We invite scholars to scrutinize and challenge the traditional historiographies surrounding audiovisual media from a disability perspective. With this panel, we wish to analyse how filmmakers, game designers, and media producers engage various archives or create novel collections to critically negotiate historic and current disability experiences, as well as situated knowledges and lived experiences.

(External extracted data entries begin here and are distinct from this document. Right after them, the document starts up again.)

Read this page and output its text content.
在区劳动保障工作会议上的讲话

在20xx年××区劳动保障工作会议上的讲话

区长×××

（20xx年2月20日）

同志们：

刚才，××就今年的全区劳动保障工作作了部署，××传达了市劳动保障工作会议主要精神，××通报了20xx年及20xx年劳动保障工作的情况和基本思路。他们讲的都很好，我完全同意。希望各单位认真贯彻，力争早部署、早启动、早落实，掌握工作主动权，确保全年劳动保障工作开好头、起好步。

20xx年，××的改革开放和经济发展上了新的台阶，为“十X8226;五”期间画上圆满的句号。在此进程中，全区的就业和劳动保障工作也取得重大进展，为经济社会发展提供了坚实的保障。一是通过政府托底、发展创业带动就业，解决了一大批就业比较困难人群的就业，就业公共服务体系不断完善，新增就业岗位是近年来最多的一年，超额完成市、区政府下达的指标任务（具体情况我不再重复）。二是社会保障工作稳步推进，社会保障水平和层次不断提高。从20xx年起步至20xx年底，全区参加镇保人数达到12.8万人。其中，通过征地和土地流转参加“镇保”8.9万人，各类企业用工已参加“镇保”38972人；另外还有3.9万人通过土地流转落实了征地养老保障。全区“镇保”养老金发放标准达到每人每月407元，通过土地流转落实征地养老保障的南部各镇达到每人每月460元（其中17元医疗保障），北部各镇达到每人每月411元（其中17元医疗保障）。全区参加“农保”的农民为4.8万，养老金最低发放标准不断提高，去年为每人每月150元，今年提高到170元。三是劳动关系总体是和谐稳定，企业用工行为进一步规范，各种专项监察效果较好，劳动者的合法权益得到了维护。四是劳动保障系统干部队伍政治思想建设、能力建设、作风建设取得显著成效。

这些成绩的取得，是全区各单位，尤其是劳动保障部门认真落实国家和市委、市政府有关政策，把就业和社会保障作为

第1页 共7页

The range of possible topics includes, but is not limited to:
- rewriting film history from a disability perspective
- rewriting media history from a disability perspective
- film and media in disability storytelling
- using medical and scientific audiovisual footage and testimony in disability narratives
- disability knowledge making and sharing through film and media
- social media as disability stories archives
- disability epistemic practices on social media
- visual media as tools for science, medicine and treatment
- communicating disability knowledge and experience through visual media
- networking audiences, networking creators – disability film festivals, and online platforms
- critical work to negotiate inaccessible archive spaces
To submit the proposal, send abstract (max. 300 words), key biographical references (max. 200 words) and a short bio (max. 150 words) by 25 January 2022 to either:
Magdalena Zdrodowska firstname.lastname@example.org
Robert Stock email@example.com
Scholars, whether previously affiliated with NECS or new to the network, are invited to submit proposals, but NECS membership is a requirement for submitting the panel proposal.
To see the Epistemic Media: Atlas, Archive, Network NECS conference general call for papers visit: https://necs.org/conference/cfp-2022/
Please note that neither NECS nor panel convenors cover travel costs. Participants need to acquire funding for their stay from their home universities or other institutions.
Chivers, S., and Markotić, N., eds., 2010. The problem body. Projecting disability on film. Columbus: Ohio State University Press.
Ellcessor, E., and Kirkpatrick, B., eds., 2017. Disability media studies. New York: New York University Press.
Kafer, A., 2013. Feminist, queer, crip. Bloomington: Indiana University Press.
McRuer, R., 2006. Crip theory. Cultural signs of queerness and disability. New York: New York University Press.
Mitchell, D.T., and Snyder, S.L., 2000. Narrative prosthesis disability and the dependencies of discourse. Ann Arbor, Mich.: Univ. of Michigan Press.
Mitchell, D.T., and Snyder, S.L., 2006. Cultural Locations of Disability. Chicago, IL: U of Chicago P.